2°) de mettre à la charge de la commune de Chamonix-Mont-Blanc et de M. A une somme de 3000 euros chacun en application de l'article L. 761-1 du code de justice administrative.

Ils soutiennent que :

- ils ont intérêt pour agir en qualité de voisins immédiats ;

- le projet méconnait le b) de l'article R. 442-21 du code de l'urbanisme ;

- le projet méconnait le a) de l'article R. 431-36 du code de l'urbanisme ;

- le projet méconnait l'article 4 du plan local d'urbanisme et l'article L. 111-11 du code de l'urbanisme ;

- le projet méconnait l'article UE3 du plan local d'urbanisme ;

- le projet est entaché de fraude et de détournement de procédure.

Par un mémoire en défense enregistré le 9 mai 2022, la commune de Chamonix-Mont-Blanc conclut au rejet de la requête et demande que la somme de 1 500 euros soit mise à la charge des requérants sur le fondement de l'article L. 761-1 du code de justice administrative.

Elle soutient que les moyens soulevés par M. et Mme D et autres ne sont pas fondés.

Par des mémoires enregistrés le 7 juillet 2023 et le 12 septembre 2023, M. A, représenté par Me Zerrouk, conclut au rejet de la requête et demande que la somme de 10 000 euros soit mise à la charge des requérants sur le fondement de l'article L. 761-1 du code de justice administrative.

Il soutient que :

- la requête est irrecevable faute d'intérêt pour agir :

- les moyens ne sont pas fondés.

Par un mémoire du 19 mars 2025, les requérants déclarent se désister de leur instance et de leur action.

Par un mémoire du 21 mars 2025, M. A déclare accepter le désistement.

Vu l'arrêté attaqué et les autres pièces du dossier.

Vu :

- le code de l'urbanisme ;

- le code de justice administrative.

Les parties ont été régulièrement averties du jour de l'audience.

Ont été entendus au cours de l'audience publique :

- le rapport de M. Sauveplane,

- les conclusions de Mme Akoun, rapporteure publique.

Considérant ce qui suit :

1. Le désistement des requérants est pur et simple.

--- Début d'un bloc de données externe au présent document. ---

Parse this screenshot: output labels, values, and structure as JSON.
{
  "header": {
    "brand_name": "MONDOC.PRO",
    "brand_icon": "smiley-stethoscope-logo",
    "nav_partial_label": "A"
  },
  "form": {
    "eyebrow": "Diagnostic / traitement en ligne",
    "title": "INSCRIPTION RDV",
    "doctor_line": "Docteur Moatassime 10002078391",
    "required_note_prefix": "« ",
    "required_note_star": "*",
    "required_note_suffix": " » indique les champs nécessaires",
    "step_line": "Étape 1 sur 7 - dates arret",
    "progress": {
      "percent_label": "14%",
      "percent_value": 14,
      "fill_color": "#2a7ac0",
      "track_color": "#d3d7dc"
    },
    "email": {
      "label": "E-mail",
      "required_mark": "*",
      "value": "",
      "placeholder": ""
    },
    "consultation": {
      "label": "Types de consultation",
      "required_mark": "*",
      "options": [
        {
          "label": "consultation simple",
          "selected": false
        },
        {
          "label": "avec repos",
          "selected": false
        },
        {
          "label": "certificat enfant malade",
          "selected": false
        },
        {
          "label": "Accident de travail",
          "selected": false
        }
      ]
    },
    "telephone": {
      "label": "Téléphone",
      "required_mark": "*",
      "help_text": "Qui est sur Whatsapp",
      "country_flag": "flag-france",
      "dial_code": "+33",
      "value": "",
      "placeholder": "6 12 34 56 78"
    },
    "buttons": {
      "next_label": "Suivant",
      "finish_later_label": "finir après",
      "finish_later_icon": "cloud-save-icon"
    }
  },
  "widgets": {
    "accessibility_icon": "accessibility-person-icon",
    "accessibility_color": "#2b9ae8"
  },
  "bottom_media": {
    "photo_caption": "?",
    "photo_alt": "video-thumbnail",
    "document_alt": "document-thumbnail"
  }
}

Rien ne s'oppose à ce qu'il en soit donné.

2. Les conclusions de la commune de Chamonix-Mont-Blanc tendant à l'application de l'article L. 761-1 du code de justice administrative sont rejetées.

D E C I D E :

Article 1er : Il est donné acte du désistement d'instance et d'action de la requête.

Article 2 :Les conclusions de la commune de Chamonix-Mont-Blanc tendant à l'application de l'article L. 761-1 du code de justice administrative sont rejetées.

Article 3 :Le présent jugement sera notifié à M. et Mme D en application de l'article R. 751-3 du code de justice administrative, à la commune de Chamonix-Mont-Blanc et à M. C A.

Délibéré après l'audience du 25 mars 2025, à laquelle siégeaient :

- M. Sauveplane, président,

- Mme E, première-conseillère,

- Mme B, première-conseillère.

Rendu public par mise à disposition au greffe le 7 avril 2025.

Le président-rapporteur,

M. Sauveplane

L'assesseure la plus ancienne,

C. E

La greffière,

C. Jasserand

La République mande et ordonne au préfet de la Haute-Savoie en ce qui le concerne, et à tous commissaires de justice à ce requis en ce qui concerne les voies de droit commun contre les parties privées, de pourvoir à l'exécution de la présente décision.